Mixing meat with cherries, blueberries, and other fruits is a growing culinary trend.
The burgers at the Cherry Hut restaurant in Beulah, Mich., are a hit with customers. But these aren't ordinary hamburgers. Every summer, when tourists come to sample the state's bumper crop of cherries, the restaurant's co-owner Andy Case starts taking orders for the restaurant's popular burger. After broiling the patties in the kitchen, he slides them onto a bun and tops them with fixings. It's in this moment, before the first bite, that customers stir with anticipation because the Cherry Hut is home to an unlikely specialty – the cherry burger.
The burgers are filled with tart, or sour, cherries grown in northern Michigan – the cherry capital of the world.

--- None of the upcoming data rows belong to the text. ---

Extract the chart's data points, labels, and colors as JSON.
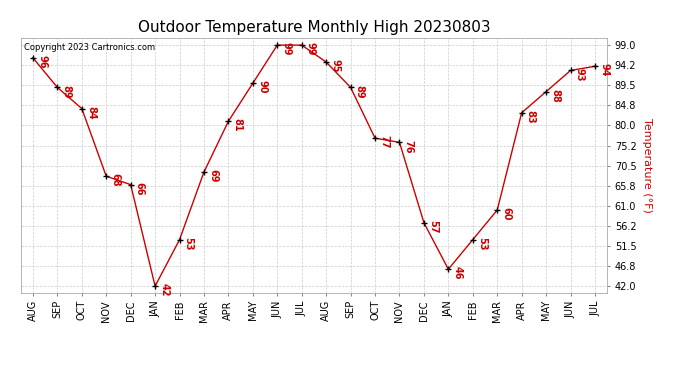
{
  "title": "Outdoor Temperature Monthly High 20230803",
  "copyright": "Copyright 2023 Cartronics.com",
  "ylabel": "Temperature (°F)",
  "months": [
    "AUG",
    "SEP",
    "OCT",
    "NOV",
    "DEC",
    "JAN",
    "FEB",
    "MAR",
    "APR",
    "MAY",
    "JUN",
    "JUL",
    "AUG",
    "SEP",
    "OCT",
    "NOV",
    "DEC",
    "JAN",
    "FEB",
    "MAR",
    "APR",
    "MAY",
    "JUN",
    "JUL"
  ],
  "values": [
    96,
    89,
    84,
    68,
    66,
    42,
    53,
    69,
    81,
    90,
    99,
    99,
    95,
    89,
    77,
    76,
    57,
    46,
    53,
    60,
    83,
    88,
    93,
    94
  ],
  "line_color": "#cc0000",
  "marker_color": "#000000",
  "grid_color": "#cccccc",
  "background_color": "#ffffff",
  "title_fontsize": 11,
  "copyright_fontsize": 6,
  "ylabel_fontsize": 8,
  "tick_fontsize": 7,
  "yticks": [
    42.0,
    46.8,
    51.5,
    56.2,
    61.0,
    65.8,
    70.5,
    75.2,
    80.0,
    84.8,
    89.5,
    94.2,
    99.0
  ],
  "ylim": [
    40.5,
    100.8
  ],
  "value_label_color": "#cc0000",
  "value_label_fontsize": 7
}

Although people come to the Cherry Hut for the restaurant's cherry pies, the cherry burger has become a popular seller and a conversation starter. Mr. Case says he probably sells more cherry burgers than regular burgers. "People want to be more health conscious," he says. The cherry burger is "tasty, juicy, healthier."
A burger fit for Oprah
Adding cherries to burgers may seem a bit odd, but mixing tangy or sweet fruit with ground beef or poultry to form patties is becoming more common.
Donald Trump's restaurants – the Mar-a-Lago Club in Palm Beach, Fla., Sixteen in Chicago, and the Trump Bar and Grill at Trump Tower in New York – serve up the Mar-a-Lago turkey burger stuffed with diced Granny Smith apples and Major Grey's chutney and topped with an Anjou pear chutney that contains raisins or currants.